Y, por fin, rompiendo mi demora, puedo rendir justo homenaje a la buena pasión y al arte de estos magos, que abriendo el baúl de su don, dejan volar sus maravillas en legado eterno, pues a través del gozo que producen: sanan corazones, espolean alegrías, alimentan amores. 

María Ostiz es un cisne: blanco, limpio, suave, elegante; es una niña: cantarina, entusiasmada, esperanzadora; es divina: fuente inagotable de ilusión. María… un pueblo es, un pueblo es, un pueblo es.

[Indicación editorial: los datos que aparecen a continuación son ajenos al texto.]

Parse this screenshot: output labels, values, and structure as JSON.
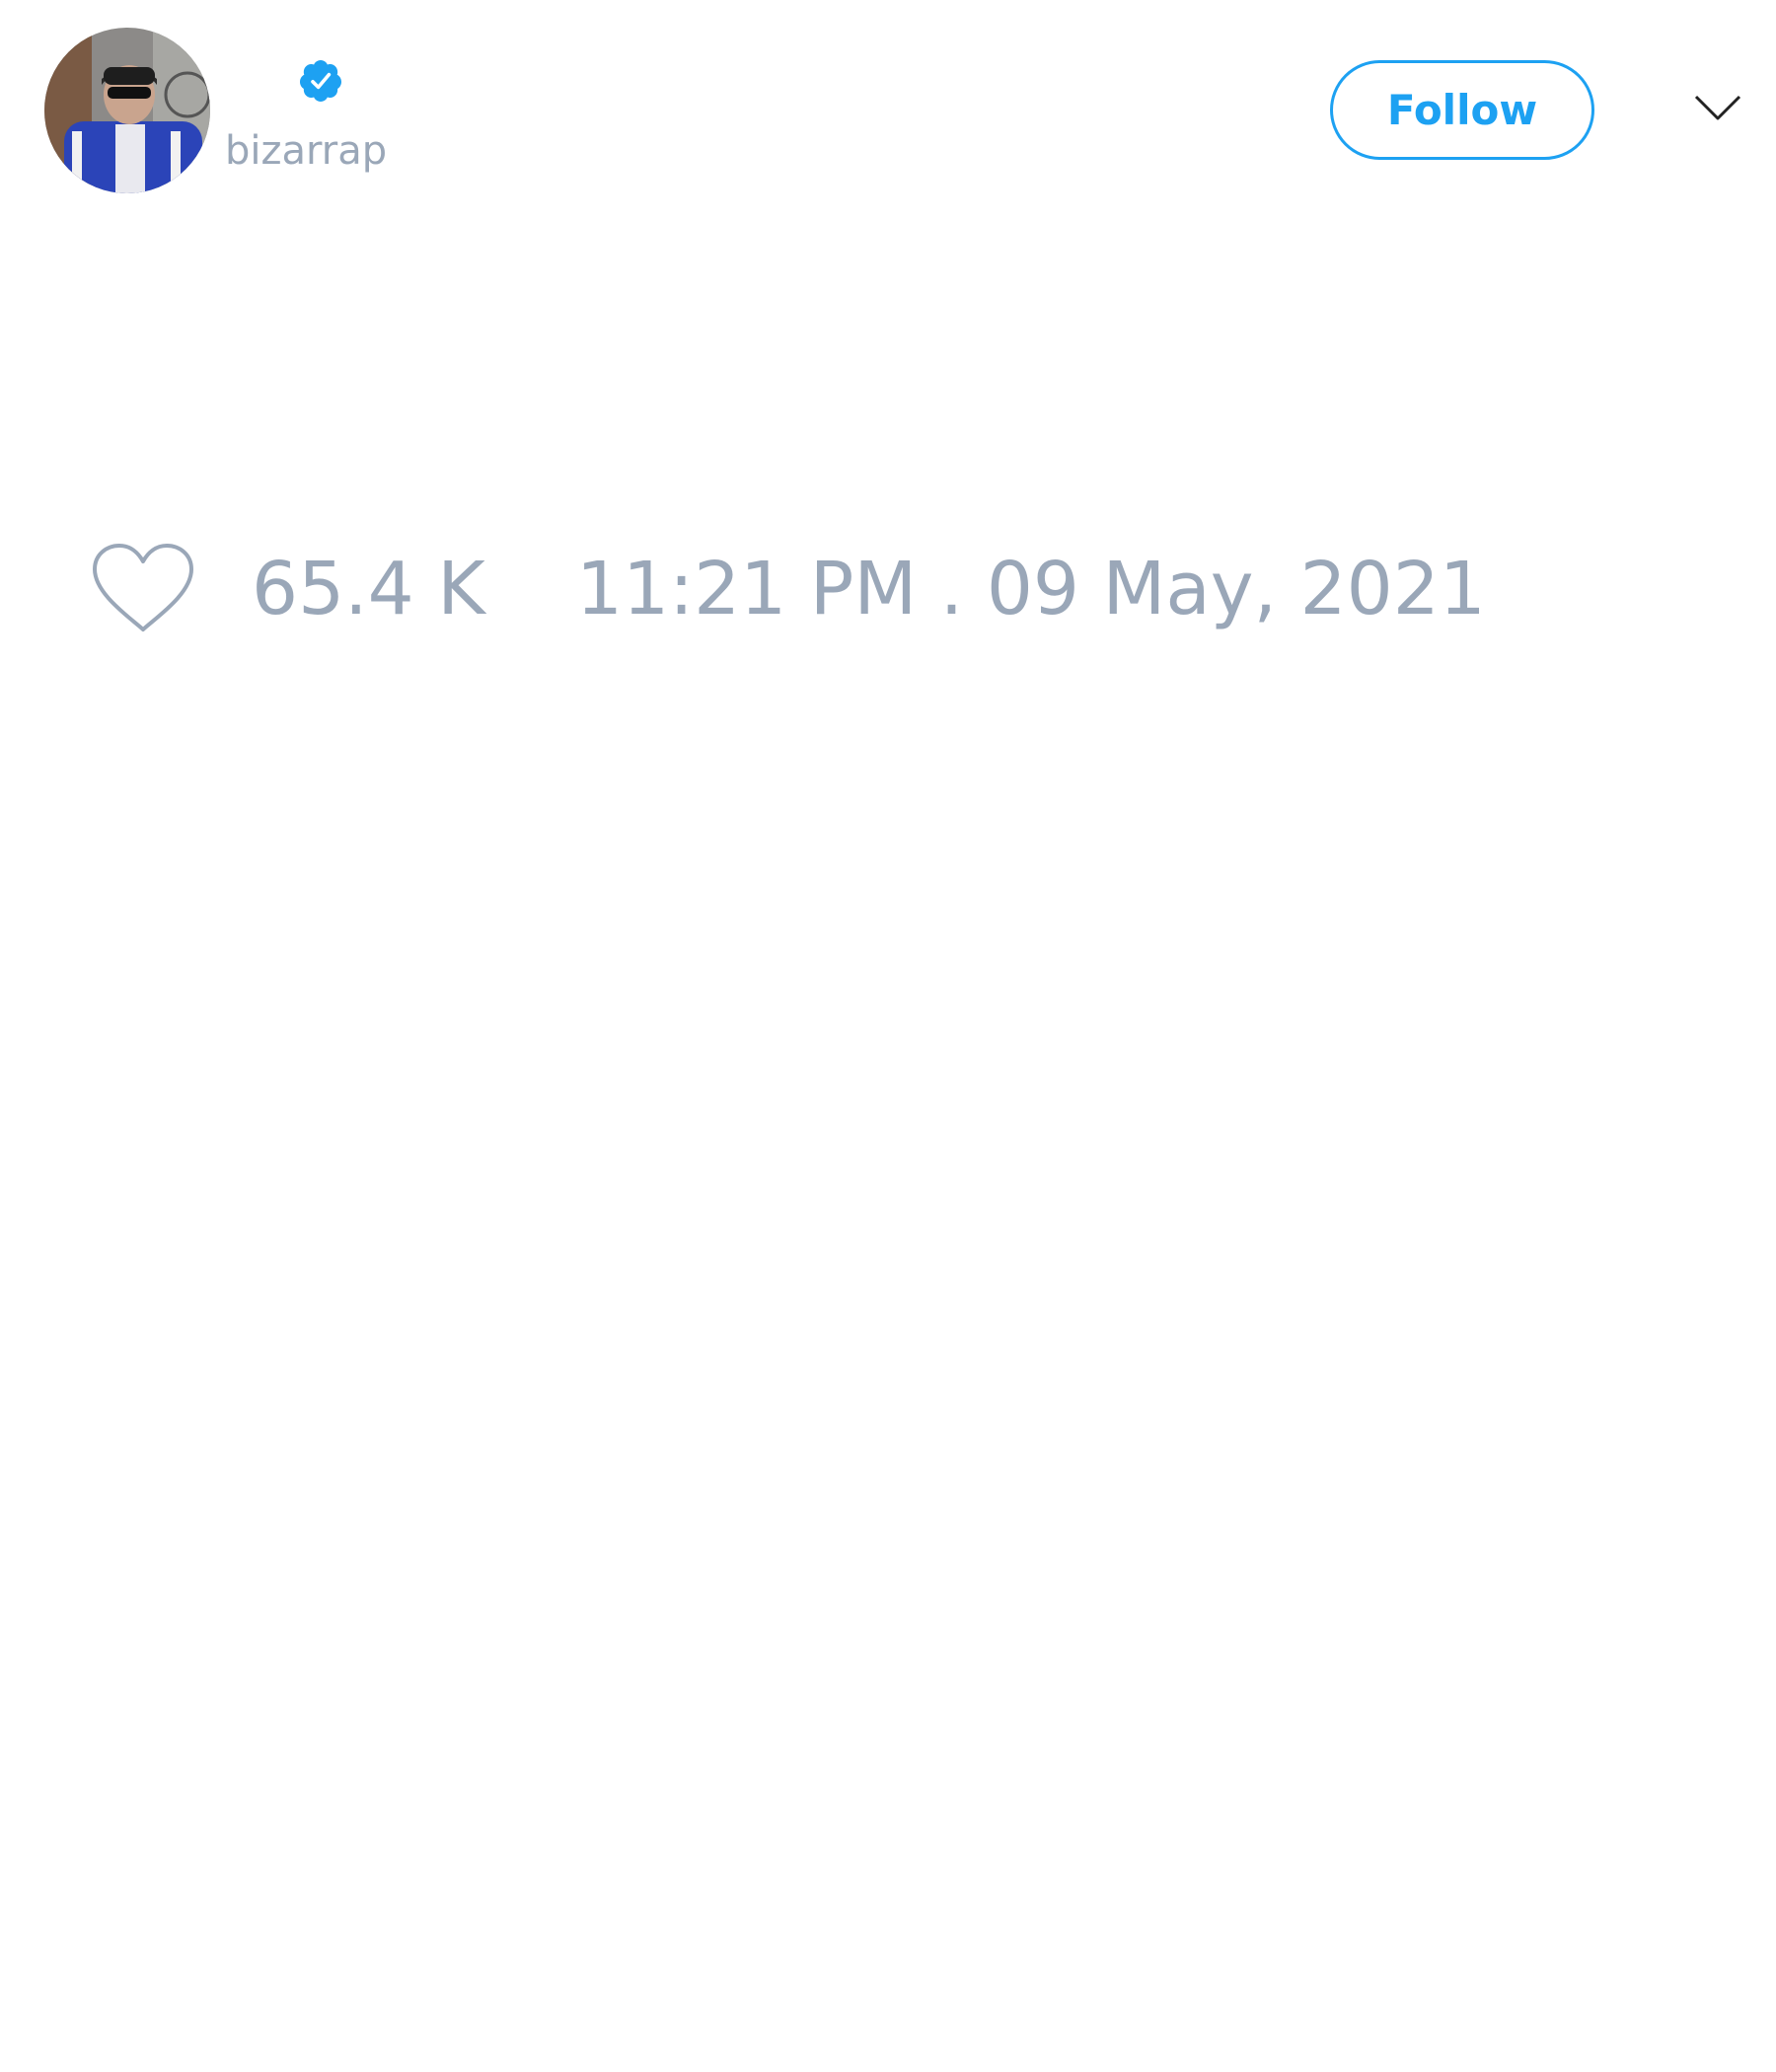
{
  "tweet": {
    "author": {
      "handle": "bizarrap",
      "verified": true,
      "avatar_icon": "user-avatar-photo"
    },
    "follow_label": "Follow",
    "menu_icon": "chevron-down-icon",
    "likes": {
      "icon": "heart-outline-icon",
      "count": "65.4 K"
    },
    "timestamp": "11:21 PM . 09 May, 2021"
  },
  "colors": {
    "accent": "#1da1f2",
    "muted_text": "#9aa7b8",
    "background": "#ffffff"
  }
}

María es abrir una ventana en la mañana y respirar, la sonrisa del aire en cada esquina, y trabajar y trabajar, uniendo, vida a vida, un ladrillo en la esperanza, mirando al frente y sin volver la espalda.

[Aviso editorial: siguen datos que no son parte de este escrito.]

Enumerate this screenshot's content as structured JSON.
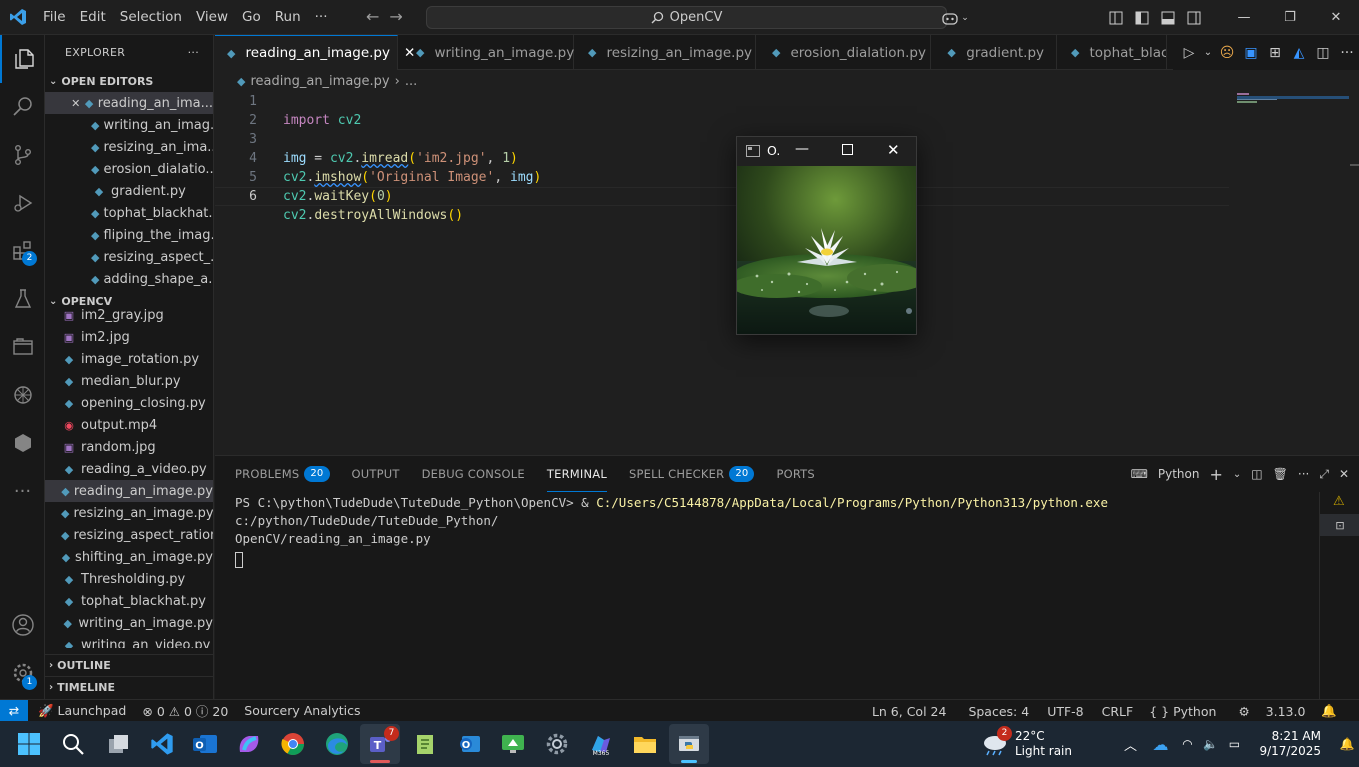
{
  "titlebar": {
    "menu": [
      "File",
      "Edit",
      "Selection",
      "View",
      "Go",
      "Run",
      "···"
    ],
    "search_text": "OpenCV"
  },
  "activity": {
    "extensions_badge": "2",
    "settings_badge": "1"
  },
  "explorer": {
    "title": "EXPLORER",
    "more": "···",
    "open_editors_header": "OPEN EDITORS",
    "open_editors": [
      "reading_an_ima...",
      "writing_an_imag...",
      "resizing_an_ima...",
      "erosion_dialatio...",
      "gradient.py",
      "tophat_blackhat...",
      "fliping_the_imag...",
      "resizing_aspect_...",
      "adding_shape_a..."
    ],
    "folder_header": "OPENCV",
    "files": [
      {
        "name": "im2_gray.jpg",
        "type": "jpg"
      },
      {
        "name": "im2.jpg",
        "type": "jpg"
      },
      {
        "name": "image_rotation.py",
        "type": "py"
      },
      {
        "name": "median_blur.py",
        "type": "py"
      },
      {
        "name": "opening_closing.py",
        "type": "py"
      },
      {
        "name": "output.mp4",
        "type": "mp4"
      },
      {
        "name": "random.jpg",
        "type": "jpg"
      },
      {
        "name": "reading_a_video.py",
        "type": "py"
      },
      {
        "name": "reading_an_image.py",
        "type": "py"
      },
      {
        "name": "resizing_an_image.py",
        "type": "py"
      },
      {
        "name": "resizing_aspect_ration...",
        "type": "py"
      },
      {
        "name": "shifting_an_image.py",
        "type": "py"
      },
      {
        "name": "Thresholding.py",
        "type": "py"
      },
      {
        "name": "tophat_blackhat.py",
        "type": "py"
      },
      {
        "name": "writing_an_image.py",
        "type": "py"
      },
      {
        "name": "writing_an_video.py",
        "type": "py"
      }
    ],
    "outline_header": "OUTLINE",
    "timeline_header": "TIMELINE"
  },
  "tabs": [
    "reading_an_image.py",
    "writing_an_image.py",
    "resizing_an_image.py",
    "erosion_dialation.py",
    "gradient.py",
    "tophat_blac"
  ],
  "breadcrumb": {
    "file": "reading_an_image.py",
    "rest": "..."
  },
  "code": {
    "line_numbers": [
      "1",
      "2",
      "3",
      "4",
      "5",
      "6"
    ],
    "l1_kw": "import",
    "l1_mod": "cv2",
    "l3_var": "img",
    "l3_eq": " = ",
    "l3_mod": "cv2",
    "l3_fn": "imread",
    "l3_str": "'im2.jpg'",
    "l3_num": "1",
    "l4_mod": "cv2",
    "l4_fn": "imshow",
    "l4_str": "'Original Image'",
    "l4_var": "img",
    "l5_mod": "cv2",
    "l5_fn": "waitKey",
    "l5_num": "0",
    "l6_mod": "cv2",
    "l6_fn": "destroyAllWindows"
  },
  "image_window": {
    "title": "O."
  },
  "panel": {
    "tabs": [
      "PROBLEMS",
      "OUTPUT",
      "DEBUG CONSOLE",
      "TERMINAL",
      "SPELL CHECKER",
      "PORTS"
    ],
    "problems_badge": "20",
    "spell_badge": "20",
    "shell": "Python",
    "terminal_prompt": "PS C:\\python\\TudeDude\\TuteDude_Python\\OpenCV> & ",
    "terminal_exe": "C:/Users/C5144878/AppData/Local/Programs/Python/Python313/python.exe",
    "terminal_arg": " c:/python/TudeDude/TuteDude_Python/",
    "terminal_line2": "OpenCV/reading_an_image.py"
  },
  "status": {
    "launchpad": "Launchpad",
    "errors": "0",
    "warnings": "0",
    "infos": "20",
    "sourcery": "Sourcery Analytics",
    "position": "Ln 6, Col 24",
    "spaces": "Spaces: 4",
    "encoding": "UTF-8",
    "eol": "CRLF",
    "language": "Python",
    "version": "3.13.0"
  },
  "taskbar": {
    "teams_badge": "7",
    "weather_badge": "2",
    "temp": "22°C",
    "weather": "Light rain",
    "time": "8:21 AM",
    "date": "9/17/2025"
  }
}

Rosana, como ella dice en la tranquilidad del cara a cara, es repartidora de dosis de esperanza: ¡y de magia, de sueños, de besos!. ¡E ilusiona y reenamora una y otra vez!. Rosana, al son de los cascabeles, los domingos en el cielo, donde se confunden las canciones, los milagros y las flores, al compás de los gorriones…, nos canta lo que nos quiere.

Juanlu se ha vuelto loco, ha perdido la noción del tiempo, se ha colado en el cielo, donde no hay hospital: ¡y hace enloquecer y emocionar y bailar y vestirse de fiesta!. Juanlu canta agradecimientos al Dios bendito, a Jesucristo, el Gran Doctor, para Él que no hay nada imposible y todo lo puede, por sanarle de un gran dolor; ¡y le baila en un pie!.

A Monsieur Periné le corre música por las venas, y te contagia y te coge de la mano, reduciendo tu peso al de un colibrí, para llevarte por el aire en swingtenso, jazztástico vuelo. Tiene una solución para el dolor: ¡hacer canciones!; y también para la tristeza: ¡flores y colores!.  

Elvis…: Elvis, en su Ultimate Gospel, sencilla y majestuosamente, te abraza, te ama, te vuelve alado. The voice cantaba Where could I go but to the Lord?. Where could I go, oh where could I go?. Seeking the refuge for my soul, needing a friend to save me in the end, won’t you tell me: where could I go but to the Lord?.

Y, para el final, la hermosa princesa, la Gran Dama de la canción, corazón de poetisa, mujer entera: los labios de María Dolores… todo, todo lo embellecen y lo hacen brotar, espléndido inagotable río…; y sus manos y su cuerpo… son aves de la canción. María, cuando otros se quejan llorando, canta pa no llorar.

Caminen, tomen carrerilla, álcense y vuelen, vuelen los pájaros de la Música despertando todos los rincones del mundo entero; cuélense en todos los nidos y paran, paran sin cesar polluelos de alegría que se bañen en el Azul de edad en edad, por los siglos de los siglos.